Patch Reef Park’s Wheelchair Tennis Program Wins National Award


By: Marisa Herman Associate Editor

Every Tuesday evening David Harrison grabs his racquet and wheels onto tennis court No. 9 at Patch Reef Park.

He locates a roll of duct tape from his bag and begins taping the racquet to his hand. An injury has left him with limited mobility. He then hits a tennis ball against the wall. He hits a second in nearly the exact same spot. He nods that his tape job is sufficient for play.

It is part of a ritual he has done every week since 1999. Harrison has played all types of wheelchair sports, but tennis stuck.

His doubles partner Nick Williams also arrived early to the Tuesday clinic. The two have played in wheelchair tennis programs in Fort Lauderdale and Boca Raton.

They recently took home their third doubles championship title in their division during an Easter tournament.

“We don’t miss and we get here early,” Williams said of the Tuesday night tennis clinics. “I do whatever I can to make it. I look forward to it.”

He was 16 when he was in a car accident in 2008. The athlete said he didn’t lose his competitive drive just because he was in a wheelchair. He tried wheelchair basketball and adaptive volleyball. But after he played in a wheelchair tennis tournament, that his friend told him about, he knew he found his sport.

“I got addicted and have been playing ever since,” he said. “The best way to get good at a sport is to play it. The tournaments have been a fun way to compete again.”

The program at Patch Reef Tennis Center was recently named the 2017 United States Tennis Association’s Local Grassroots Wheelchair Tennis Program of the Year.

The award is granted to programs that promote and develop the growth of wheelchair tennis and use the sport of tennis to help build stronger, healthier communities.

Harrison and Williams warmed up together before they were joined by their coach Jim Tierney and two others players.

Tierney began going through drills with the players. They hit forehand and backhand. They hit long shots and short shots. They maneuvered their chairs across the court in time to return fast serves.
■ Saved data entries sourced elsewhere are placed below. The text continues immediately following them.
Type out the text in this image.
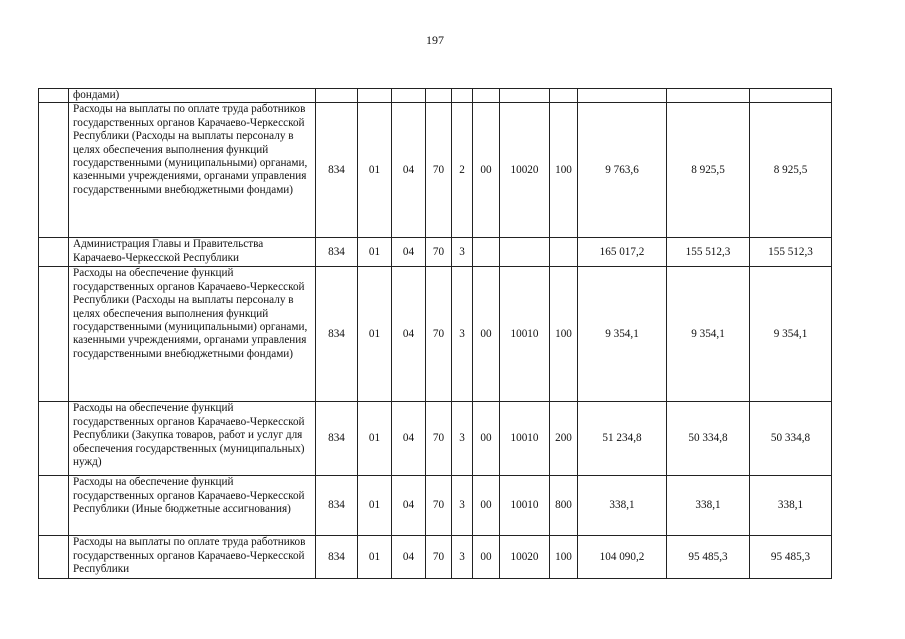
197
	фондами)											
	Расходы на выплаты по оплате труда работников государственных органов Карачаево-Черкесской Республики (Расходы на выплаты персоналу в целях обеспечения выполнения функций государственными (муниципальными) органами, казенными учреждениями, органами управления государственными внебюджетными фондами)	834	01	04	70	2	00	10020	100	9 763,6	8 925,5	8 925,5
	Администрация Главы и Правительства Карачаево-Черкесской Республики	834	01	04	70	3				165 017,2	155 512,3	155 512,3
	Расходы на обеспечение функций государственных органов Карачаево-Черкесской Республики (Расходы на выплаты персоналу в целях обеспечения выполнения функций государственными (муниципальными) органами, казенными учреждениями, органами управления государственными внебюджетными фондами)	834	01	04	70	3	00	10010	100	9 354,1	9 354,1	9 354,1
	Расходы на обеспечение функций государственных органов Карачаево-Черкесской Республики (Закупка товаров, работ и услуг для обеспечения государственных (муниципальных) нужд)	834	01	04	70	3	00	10010	200	51 234,8	50 334,8	50 334,8
	Расходы на обеспечение функций государственных органов Карачаево-Черкесской Республики (Иные бюджетные ассигнования)	834	01	04	70	3	00	10010	800	338,1	338,1	338,1
	Расходы на выплаты по оплате труда работников государственных органов Карачаево-Черкесской Республики	834	01	04	70	3	00	10020	100	104 090,2	95 485,3	95 485,3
The rules are the same with one exception: the players have two bounces. During tournaments, competitors are matched against people with similar skills, but during clinics everyone plays together.

“It’s fun to see how you progress and get better,” Williams said. “I remember a few years ago, I couldn’t hit a back hand. In the tournament I just played in, I hit a killer one.”

Tierney said after the clinic is over, most of the players will stay and play until the courts close.

“It’s a great group,” he said. “Everyone is really welcoming.”

Boca’s wheelchair tennis program began over 20 years ago, Tierney said.

It was when U.S. Wheelchair Sports Hall of Famer and Paralympic athlete, Bruce Karr, also known as “The Godfather” of wheelchair tennis, organized the first wheelchair tennis tournament for Palm Beach County players at Patch Reef’s tennis courts.

Now, Patch Reef Tennis Center Administrator Tierney leads the tournaments and clinics.

“Jim stepped up in a big way for the wheelchair tennis program,” Karr said. “He was and still is such a helpful guy who took such interest in this program and has been so supportive and engaged in the process of continuing to build it up.”

Tierney took the program a step further by joining the United States Tennis Association where he currently sits on the board for the wheelchair tennis program. He has since hosted two annual USTA sanctioned wheelchair tennis tournaments: the South Florida Open Wheelchair Championships and the South Florida Open Winter Wheelchair Championship.

“Members in the community who are familiar with wheelchair tennis have embraced it and are often ardent supporters such as the many volunteers who assist the tournaments and round robins. Typically, anyone that experiences wheelchair tennis for the first time is hooked and often returns. The challenge is to get the word out to those that have not experienced the skills, desire, and competitiveness of wheelchair athletes. We encourage our community to come and support these talented players and events,” he said.

Free weekly clinics take place from 5:30-8:30 p.m. on Tuesdays. A monthly Up/Down round robin takes place the first Tuesday of each month, which pairs able-bodied players with wheelchair players. The next one will take place on May 1.